Example code for creating an HTTP API for an ML model (or similar) in Docker. If you have a model or other system that takes a long time to start up and you want to send requests to it online (not all at once), use this code to create a Docker container providing an HTTP API for that system.
Two examples are provided: one for synchronous processing and one for asynchronous processing. The asynchronous example is more complex but may work better when each prediction (or other background task) takes a long time to finish.
The task handlers process one task at a time. However, in the asynchronous example, parallel processing can be performed by creating multiple instances of the worker container.
Feedback is welcome!
In this example, the tasks are performed directly by the HTTP request handler. Accordingly, they are completed in the order they are received.
First, change directory to synchronous-example
.
Build the Docker image with the following command:
docker build -t sync-example .
Then start a container from that image:
docker run -it -p 8123:8080 sync-example
where 8123 is just some open TCP port on your system. The HTTP server listens on port 8080 inside the container, and Docker maps that to port 8123 on your host system.
Then, in another terminal tab/window, do the following to send a request to the server:
curl http://localhost:8123/factorize -H 'Content-Type: application/json' -d '{"number": 408216}'
This command should return a response like:
{"factorization":[[2,3],[3,1],[73,1],[233,1]],"factorization_str":"2^3 3^1 73^1 233^1","number":408216}
In this example, the HTTP request handler checks a redis database for a cached result, returns the result if it is found, and otherwise adds the task to a queue in a second database and returns a null result. The handler is designed to be polled, such that the consumer of the API calls it every second (for example) until a result is returned.

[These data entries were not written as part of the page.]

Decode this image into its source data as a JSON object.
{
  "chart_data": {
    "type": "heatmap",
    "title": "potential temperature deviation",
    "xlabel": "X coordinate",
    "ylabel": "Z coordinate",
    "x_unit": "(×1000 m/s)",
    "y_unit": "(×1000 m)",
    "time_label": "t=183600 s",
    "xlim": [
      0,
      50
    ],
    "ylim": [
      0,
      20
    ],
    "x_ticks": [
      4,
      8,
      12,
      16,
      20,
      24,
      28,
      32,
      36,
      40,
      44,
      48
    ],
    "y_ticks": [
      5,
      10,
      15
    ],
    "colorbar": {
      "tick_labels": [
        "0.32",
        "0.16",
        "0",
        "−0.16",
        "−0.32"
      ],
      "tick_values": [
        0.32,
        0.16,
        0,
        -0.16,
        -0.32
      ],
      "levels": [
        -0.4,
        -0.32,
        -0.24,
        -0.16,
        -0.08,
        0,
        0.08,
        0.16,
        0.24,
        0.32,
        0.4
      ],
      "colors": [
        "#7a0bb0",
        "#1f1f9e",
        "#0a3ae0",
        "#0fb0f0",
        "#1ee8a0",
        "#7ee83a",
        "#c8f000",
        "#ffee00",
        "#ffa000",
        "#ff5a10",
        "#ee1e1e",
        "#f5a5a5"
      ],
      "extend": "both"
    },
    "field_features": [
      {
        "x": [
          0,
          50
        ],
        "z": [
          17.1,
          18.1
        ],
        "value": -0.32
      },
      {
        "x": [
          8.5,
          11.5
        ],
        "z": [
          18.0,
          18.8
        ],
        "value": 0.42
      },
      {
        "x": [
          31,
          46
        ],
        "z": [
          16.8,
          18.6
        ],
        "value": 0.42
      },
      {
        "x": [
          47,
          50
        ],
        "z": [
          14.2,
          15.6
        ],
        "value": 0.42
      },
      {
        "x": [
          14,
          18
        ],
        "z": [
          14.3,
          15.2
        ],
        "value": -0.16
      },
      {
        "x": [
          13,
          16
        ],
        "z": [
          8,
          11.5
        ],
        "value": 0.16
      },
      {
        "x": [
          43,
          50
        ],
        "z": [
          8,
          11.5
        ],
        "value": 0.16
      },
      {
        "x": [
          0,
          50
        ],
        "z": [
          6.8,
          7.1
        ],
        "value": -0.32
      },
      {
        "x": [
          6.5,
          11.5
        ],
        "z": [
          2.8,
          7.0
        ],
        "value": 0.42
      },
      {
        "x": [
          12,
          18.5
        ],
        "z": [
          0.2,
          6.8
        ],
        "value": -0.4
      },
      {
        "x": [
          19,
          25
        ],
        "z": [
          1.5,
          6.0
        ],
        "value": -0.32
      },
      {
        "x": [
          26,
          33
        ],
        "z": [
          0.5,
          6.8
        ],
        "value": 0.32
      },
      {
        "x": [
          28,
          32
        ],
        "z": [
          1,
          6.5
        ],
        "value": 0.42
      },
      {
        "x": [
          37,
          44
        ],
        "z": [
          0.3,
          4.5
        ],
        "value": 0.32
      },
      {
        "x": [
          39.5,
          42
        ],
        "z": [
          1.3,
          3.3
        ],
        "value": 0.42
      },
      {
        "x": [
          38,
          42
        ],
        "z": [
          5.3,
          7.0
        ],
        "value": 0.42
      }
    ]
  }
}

First, change the current directory to asynchronous-example
.
This example builds on the synchronous example. In the synchronous example, we first built the Docker image and then started a container from that image in the next step. In this example, we use Docker Compose to create several containers, automatically building the requisite image in the process:
docker-compose up
The Docker Compose configuration file, docker-compose.yml
, specifies
which containers are created and how. Included in this configuration
is a port mapping from 8123 on the host to 8080 in the container. If
port 8123 is in use on your host, you may need to change the host port
in the configuration.
We can now access HTTP server as before. In another terminal
tab/window, do the following to send a request. Install the Python
requests
package (using pip
) if you don't already have it, open a
Python console, and do:
curl http://localhost:8123/factorize -H 'Content-Type: application/json' -d '{"number": 408216}'
This command should return a parsed response like:
{"done":false,"factorization":null,"factorization_str":null,"number":408216}
This status indicates the task is not yet complete. Re-run the command until the task is complete. When it is complete, you should get a full response like in the synchronous example:
{"done":true,"factorization":[[2,3],[3,1],[73,1],[233,1]],"factorization_str":"2^3 3^1 73^1 233^1","number":408216}
The polling-client.py
script allows you to simulate parallel requests
by submitting twenty large numbers to be factorized and polling the
server until they are done. To use it, do:
python polling-client.py http://localhost:8123/factorize
Parallel processing can be achieved by running multiple instances of
the worker using the --scale
flag to docker-compose
:
docker-compose up --scale worker=4
If you run Docker Compose multiple times, it will only rebuild the images under certain conditions. To rebuild the images every time, do:
docker-compose up --build
Run docker-compose help up
for more information.
Redis keys and values have a maximum size of 512 MB. If your task inputs or outputs reach that threshold when encoded as JSON, you will need to take a different approach.